I miss the games, you know. And when you come out there and the lights are shining and the popcorn is popping and there's that smell in the air and the crowd is coming in, I miss that. I miss that a lot.

Now I’m sitting up in the stands 20 rows up watching the game that I feel I should still be a part of, but I’m thankful that I’m still in it. I'm thankful I’m still a part of this game that in one respect was taken away from me; in another respect I was given a great opportunity to stay involved.

Coyle: What have you learned?

Hoiberg: What have I learned? I've learned that there's a lot more important things in life than what I thought before. Spending the time with my family really does mean more to me than it ever has.
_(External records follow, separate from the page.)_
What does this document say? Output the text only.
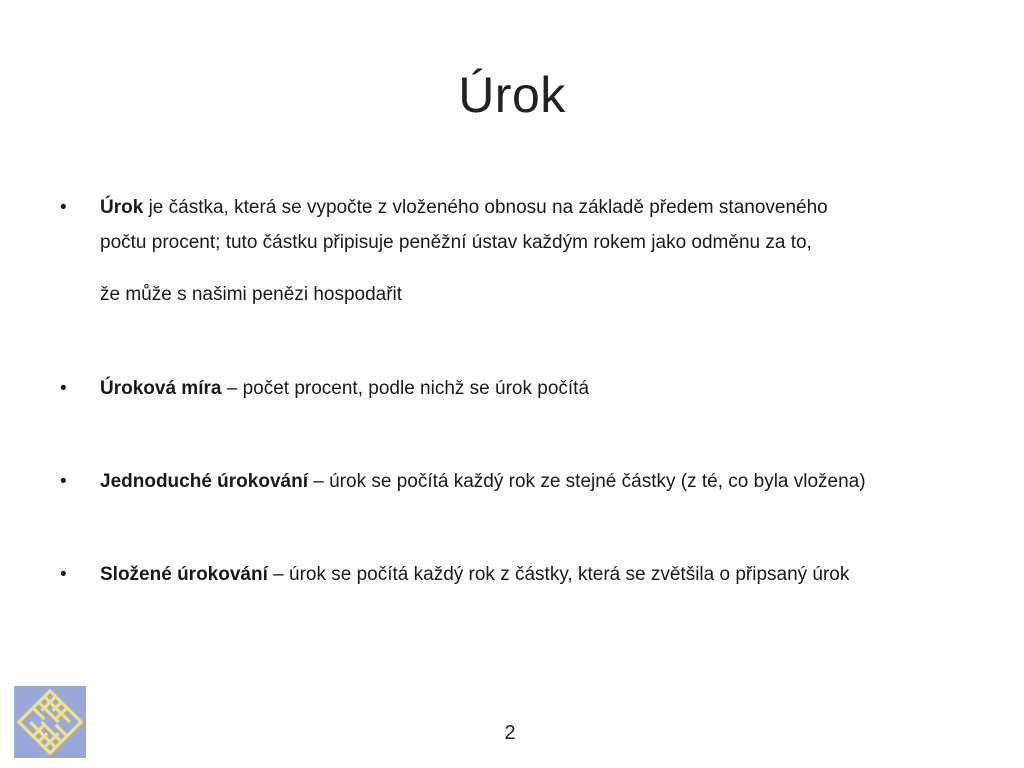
Úrok
•	Úrok je částka, která se vypočte z vloženého obnosu na základě předem stanoveného
počtu procent; tuto částku připisuje peněžní ústav každým rokem jako odměnu za to,
že může s našimi penězi hospodařit
•	Úroková míra – počet procent, podle nichž se úrok počítá
•	Jednoduché úrokování – úrok se počítá každý rok ze stejné částky (z té, co byla vložena)
•	Složené úrokování – úrok se počítá každý rok z částky, která se zvětšila o připsaný úrok
2
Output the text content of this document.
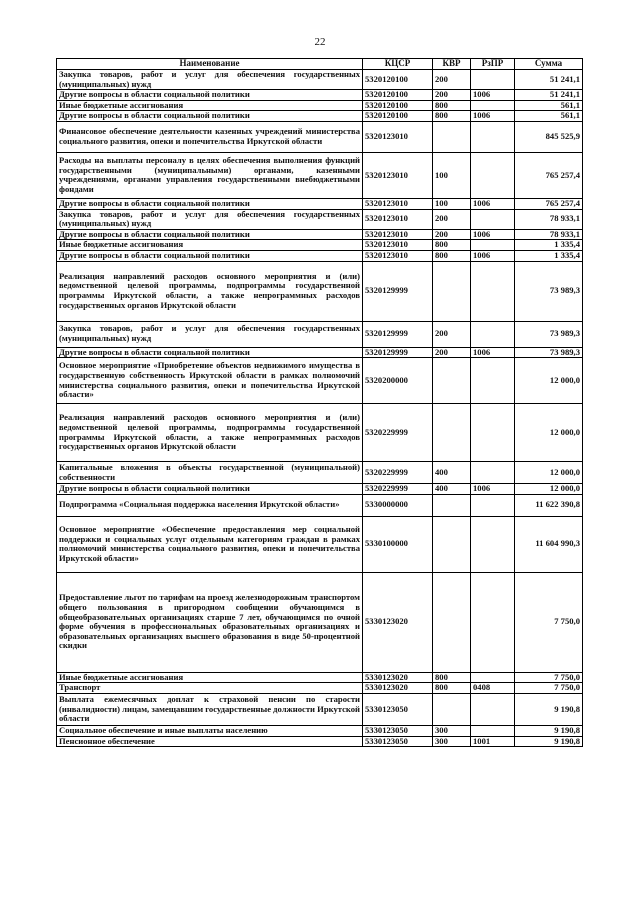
22
Наименование	КЦСР	КВР	РзПР	Сумма
Закупка товаров, работ и услуг для обеспечения государственных (муниципальных) нужд	5320120100	200		51 241,1
Другие вопросы в области социальной политики	5320120100	200	1006	51 241,1
Иные бюджетные ассигнования	5320120100	800		561,1
Другие вопросы в области социальной политики	5320120100	800	1006	561,1
Финансовое обеспечение деятельности казенных учреждений министерства социального развития, опеки и попечительства Иркутской области	5320123010			845 525,9
Расходы на выплаты персоналу в целях обеспечения выполнения функций государственными (муниципальными) органами, казенными учреждениями, органами управления государственными внебюджетными фондами	5320123010	100		765 257,4
Другие вопросы в области социальной политики	5320123010	100	1006	765 257,4
Закупка товаров, работ и услуг для обеспечения государственных (муниципальных) нужд	5320123010	200		78 933,1
Другие вопросы в области социальной политики	5320123010	200	1006	78 933,1
Иные бюджетные ассигнования	5320123010	800		1 335,4
Другие вопросы в области социальной политики	5320123010	800	1006	1 335,4
Реализация направлений расходов основного мероприятия и (или) ведомственной целевой программы, подпрограммы государственной программы Иркутской области, а также непрограммных расходов государственных органов Иркутской области	5320129999			73 989,3
Закупка товаров, работ и услуг для обеспечения государственных (муниципальных) нужд	5320129999	200		73 989,3
Другие вопросы в области социальной политики	5320129999	200	1006	73 989,3
Основное мероприятие «Приобретение объектов недвижимого имущества в государственную собственность Иркутской области в рамках полномочий министерства социального развития, опеки и попечительства Иркутской области»	5320200000			12 000,0
Реализация направлений расходов основного мероприятия и (или) ведомственной целевой программы, подпрограммы государственной программы Иркутской области, а также непрограммных расходов государственных органов Иркутской области	5320229999			12 000,0
Капитальные вложения в объекты государственной (муниципальной) собственности	5320229999	400		12 000,0
Другие вопросы в области социальной политики	5320229999	400	1006	12 000,0
Подпрограмма «Социальная поддержка населения Иркутской области»	5330000000			11 622 390,8
Основное мероприятие «Обеспечение предоставления мер социальной поддержки и социальных услуг отдельным категориям граждан в рамках полномочий министерства социального развития, опеки и попечительства Иркутской области»	5330100000			11 604 990,3
Предоставление льгот по тарифам на проезд железнодорожным транспортом общего пользования в пригородном сообщении обучающимся в общеобразовательных организациях старше 7 лет, обучающимся по очной форме обучения в профессиональных образовательных организациях и образовательных организациях высшего образования в виде 50-процентной скидки	5330123020			7 750,0
Иные бюджетные ассигнования	5330123020	800		7 750,0
Транспорт	5330123020	800	0408	7 750,0
Выплата ежемесячных доплат к страховой пенсии по старости (инвалидности) лицам, замещавшим государственные должности Иркутской области	5330123050			9 190,8
Социальное обеспечение и иные выплаты населению	5330123050	300		9 190,8
Пенсионное обеспечение	5330123050	300	1001	9 190,8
When something like this comes up, you stare death in the face, and it's really a scary situation. As a professional athlete, you almost think of yourself as being invincible. That's not the case. We're human like everybody else.

I just realize how fortunate and how lucky and how blessed I was.

Mundt: While he no longer plays even pick-up basketball, Hoiberg stays in great shape and serves as a spokesperson for the company whose Pacemaker generates every beat of his heart.